換算中にめまいがひどい場合は、無理をせず、すぐに医師や薬剤師に相談してください。自己判断で薬の服用を中止したり、量を減らしたりすると、かえって症状が悪化する可能性があります。医師は、薬の増量ペースを調整したり、一時的に用量を減らしたりするなどの対処法を検討します。また、転倒のリスクがあるため、自動車の運転や危険な機械の操作は控えるようにしましょう。
換算後の運転は問題ないですか?
タリージェもプレガバリンも、めまい、傾眠(眠気)、意識消失などの副作用が報告されており、自動車の運転や危険を伴う機械の操作は控えるよう注意喚起されています。換算後もこれらの副作用が現れる可能性があるため、症状が完全に安定するまでは運転を避けるべきです。運転が必要な場合は、必ず事前に医師に相談し、安全性を確認してください。
換算で体重が増えることはありますか?
タリージェとプレガバリンは、どちらも体重増加の副作用が報告されています。特に、服用量が増えたり、長期にわたって服用したりする場合に体重増加が認められることがあります。換算後も体重の変化には注意し、肥満の徴候が現れた場合は、食事療法や運動療法などの適切な対処が必要です。定期的に体重を測定し、気になる変化があれば医師に相談しましょう。
換算のタイミングはいつが良いですか?
タリージェやプレガバリンの換算のタイミングは、患者さんの症状、現在の薬の効果、副作用の状況などを総合的に判断して医師が決定します。一般的には、症状が比較的安定している時期や、副作用が少ない時期に検討されることが多いです。また、急な変更は離脱症状のリスクを高めるため、段階的に薬を切り替えていく進め方が取られます。
まとめ
- タリージェとプレガバリンは神経障害性疼痛の治療薬です。
- 両者とも神経の過剰な興奮を抑える作用があります。
- タリージェ(ミロガバリン)は第一三共、プレガバリン(リリカ)はファイザーが製造販売しています。

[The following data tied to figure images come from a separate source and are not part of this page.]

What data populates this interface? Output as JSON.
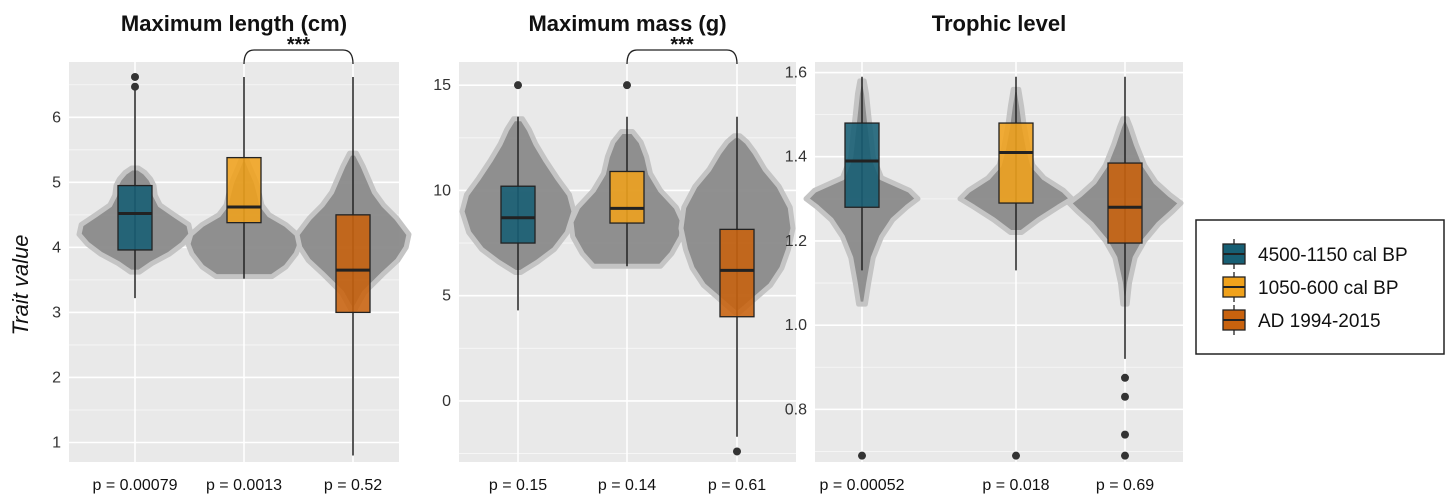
{
  "y_axis_label": "Trait value",
  "legend": {
    "position": "right",
    "entries": [
      {
        "label": "4500-1150 cal BP",
        "color": "#175f74"
      },
      {
        "label": "1050-600 cal BP",
        "color": "#f0a21c"
      },
      {
        "label": "AD 1994-2015",
        "color": "#c8620e"
      }
    ]
  },
  "colors": {
    "panel_background": "#e9e9e9",
    "grid": "#ffffff",
    "violin_fill": "#8a8a8a",
    "violin_outline": "#c4c4c4",
    "whisker": "#222222",
    "outlier": "#333333"
  },
  "chart_data": [
    {
      "type": "box",
      "title": "Maximum length (cm)",
      "ylim": [
        0.7,
        6.85
      ],
      "yticks": [
        1,
        2,
        3,
        4,
        5,
        6
      ],
      "grid": true,
      "groups": [
        {
          "name": "4500-1150 cal BP",
          "color": "#175f74",
          "whisker_low": 3.22,
          "q1": 3.96,
          "median": 4.52,
          "q3": 4.95,
          "whisker_high": 6.47,
          "outliers": [
            6.47,
            6.62
          ],
          "p_value": "p = 0.00079",
          "violin": [
            [
              3.62,
              0.08
            ],
            [
              3.75,
              0.3
            ],
            [
              3.9,
              0.62
            ],
            [
              4.05,
              0.85
            ],
            [
              4.2,
              1.0
            ],
            [
              4.35,
              0.96
            ],
            [
              4.5,
              0.7
            ],
            [
              4.65,
              0.45
            ],
            [
              4.8,
              0.36
            ],
            [
              4.95,
              0.34
            ],
            [
              5.05,
              0.28
            ],
            [
              5.15,
              0.18
            ],
            [
              5.22,
              0.06
            ]
          ]
        },
        {
          "name": "1050-600 cal BP",
          "color": "#f0a21c",
          "whisker_low": 3.52,
          "q1": 4.38,
          "median": 4.62,
          "q3": 5.38,
          "whisker_high": 6.62,
          "outliers": [],
          "p_value": "p = 0.0013",
          "violin": [
            [
              3.55,
              0.5
            ],
            [
              3.7,
              0.75
            ],
            [
              3.9,
              0.93
            ],
            [
              4.05,
              1.0
            ],
            [
              4.2,
              0.95
            ],
            [
              4.35,
              0.75
            ],
            [
              4.5,
              0.45
            ],
            [
              4.65,
              0.32
            ],
            [
              4.8,
              0.28
            ],
            [
              5.0,
              0.22
            ],
            [
              5.2,
              0.12
            ],
            [
              5.35,
              0.05
            ]
          ]
        },
        {
          "name": "AD 1994-2015",
          "color": "#c8620e",
          "whisker_low": 0.8,
          "q1": 3.0,
          "median": 3.65,
          "q3": 4.5,
          "whisker_high": 6.62,
          "outliers": [],
          "p_value": "p = 0.52",
          "violin": [
            [
              3.05,
              0.04
            ],
            [
              3.3,
              0.2
            ],
            [
              3.6,
              0.55
            ],
            [
              3.8,
              0.8
            ],
            [
              4.0,
              0.95
            ],
            [
              4.2,
              1.0
            ],
            [
              4.45,
              0.78
            ],
            [
              4.65,
              0.55
            ],
            [
              4.85,
              0.38
            ],
            [
              5.05,
              0.28
            ],
            [
              5.25,
              0.18
            ],
            [
              5.45,
              0.06
            ]
          ]
        }
      ],
      "significance": {
        "from": 1,
        "to": 2,
        "label": "***"
      }
    },
    {
      "type": "box",
      "title": "Maximum mass (g)",
      "ylim": [
        -2.9,
        16.1
      ],
      "yticks": [
        0,
        5,
        10,
        15
      ],
      "grid": true,
      "groups": [
        {
          "name": "4500-1150 cal BP",
          "color": "#175f74",
          "whisker_low": 4.3,
          "q1": 7.5,
          "median": 8.7,
          "q3": 10.2,
          "whisker_high": 13.5,
          "outliers": [
            15.0
          ],
          "p_value": "p = 0.15",
          "violin": [
            [
              6.1,
              0.05
            ],
            [
              6.6,
              0.35
            ],
            [
              7.2,
              0.65
            ],
            [
              8.0,
              0.88
            ],
            [
              9.0,
              1.0
            ],
            [
              9.8,
              0.92
            ],
            [
              10.6,
              0.7
            ],
            [
              11.4,
              0.5
            ],
            [
              12.2,
              0.32
            ],
            [
              12.9,
              0.2
            ],
            [
              13.4,
              0.08
            ]
          ]
        },
        {
          "name": "1050-600 cal BP",
          "color": "#f0a21c",
          "whisker_low": 6.4,
          "q1": 8.45,
          "median": 9.15,
          "q3": 10.9,
          "whisker_high": 13.5,
          "outliers": [
            15.0
          ],
          "p_value": "p = 0.14",
          "violin": [
            [
              6.4,
              0.6
            ],
            [
              7.0,
              0.8
            ],
            [
              7.8,
              0.97
            ],
            [
              8.5,
              1.0
            ],
            [
              9.2,
              0.88
            ],
            [
              10.0,
              0.6
            ],
            [
              10.8,
              0.42
            ],
            [
              11.6,
              0.35
            ],
            [
              12.3,
              0.25
            ],
            [
              12.8,
              0.1
            ]
          ]
        },
        {
          "name": "AD 1994-2015",
          "color": "#c8620e",
          "whisker_low": -1.7,
          "q1": 4.0,
          "median": 6.2,
          "q3": 8.15,
          "whisker_high": 13.5,
          "outliers": [
            -2.4
          ],
          "p_value": "p = 0.61",
          "violin": [
            [
              4.2,
              0.04
            ],
            [
              4.8,
              0.3
            ],
            [
              5.5,
              0.6
            ],
            [
              6.3,
              0.8
            ],
            [
              7.2,
              0.92
            ],
            [
              8.2,
              1.0
            ],
            [
              9.2,
              0.95
            ],
            [
              10.2,
              0.75
            ],
            [
              11.0,
              0.5
            ],
            [
              11.8,
              0.32
            ],
            [
              12.3,
              0.18
            ],
            [
              12.6,
              0.05
            ]
          ]
        }
      ],
      "significance": {
        "from": 1,
        "to": 2,
        "label": "***"
      }
    },
    {
      "type": "box",
      "title": "Trophic level",
      "ylim": [
        0.675,
        1.625
      ],
      "yticks": [
        0.8,
        1.0,
        1.2,
        1.4,
        1.6
      ],
      "grid": true,
      "groups": [
        {
          "name": "4500-1150 cal BP",
          "color": "#175f74",
          "whisker_low": 1.13,
          "q1": 1.28,
          "median": 1.39,
          "q3": 1.48,
          "whisker_high": 1.59,
          "outliers": [
            0.69
          ],
          "p_value": "p = 0.00052",
          "violin": [
            [
              1.05,
              0.06
            ],
            [
              1.1,
              0.12
            ],
            [
              1.16,
              0.2
            ],
            [
              1.21,
              0.35
            ],
            [
              1.25,
              0.55
            ],
            [
              1.28,
              0.8
            ],
            [
              1.3,
              1.0
            ],
            [
              1.32,
              0.85
            ],
            [
              1.35,
              0.35
            ],
            [
              1.4,
              0.2
            ],
            [
              1.45,
              0.16
            ],
            [
              1.5,
              0.12
            ],
            [
              1.55,
              0.08
            ],
            [
              1.58,
              0.04
            ]
          ]
        },
        {
          "name": "1050-600 cal BP",
          "color": "#f0a21c",
          "whisker_low": 1.13,
          "q1": 1.29,
          "median": 1.41,
          "q3": 1.48,
          "whisker_high": 1.59,
          "outliers": [
            0.69
          ],
          "p_value": "p = 0.018",
          "violin": [
            [
              1.22,
              0.1
            ],
            [
              1.25,
              0.4
            ],
            [
              1.28,
              0.75
            ],
            [
              1.3,
              1.0
            ],
            [
              1.32,
              0.85
            ],
            [
              1.35,
              0.5
            ],
            [
              1.38,
              0.3
            ],
            [
              1.42,
              0.22
            ],
            [
              1.47,
              0.15
            ],
            [
              1.52,
              0.1
            ],
            [
              1.56,
              0.05
            ]
          ]
        },
        {
          "name": "AD 1994-2015",
          "color": "#c8620e",
          "whisker_low": 0.92,
          "q1": 1.195,
          "median": 1.28,
          "q3": 1.385,
          "whisker_high": 1.59,
          "outliers": [
            0.69,
            0.74,
            0.83,
            0.875
          ],
          "p_value": "p = 0.69",
          "violin": [
            [
              1.05,
              0.04
            ],
            [
              1.1,
              0.08
            ],
            [
              1.16,
              0.18
            ],
            [
              1.2,
              0.35
            ],
            [
              1.24,
              0.6
            ],
            [
              1.27,
              0.85
            ],
            [
              1.29,
              1.0
            ],
            [
              1.31,
              0.8
            ],
            [
              1.34,
              0.55
            ],
            [
              1.38,
              0.35
            ],
            [
              1.43,
              0.2
            ],
            [
              1.47,
              0.1
            ],
            [
              1.49,
              0.04
            ]
          ]
        }
      ],
      "significance": null
    }
  ]
}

- タリージェはプレガバリンより少量で同等の効果が期待されることがあります。
- 一般的な換算目安はタリージェ5mgがプレガバリン75mg程度です。
- 換算は患者さんの症状や体質に応じて個別に行われます。
- 腎機能低下患者では用量調整が特に重要です。
- めまい、眠気、体重増加などが主な副作用として報告されています。
- 換算期には副作用の発現に注意し、医師に相談しましょう。
- 自己判断での薬の変更や中止は絶対に避けてください。
- 医師や薬剤師との密な連携が安全な換算を成功させるコツです。
- プレガバリンにはジェネリックがあり、タリージェにはまだありません。
- 換算後すぐに効果が出るとは限らず、数週間かかることがあります。
- 運転や危険な機械の操作は副作用が安定するまで控えるべきです。
- 体重増加が気になる場合は食事や運動で対処し、医師に相談しましょう。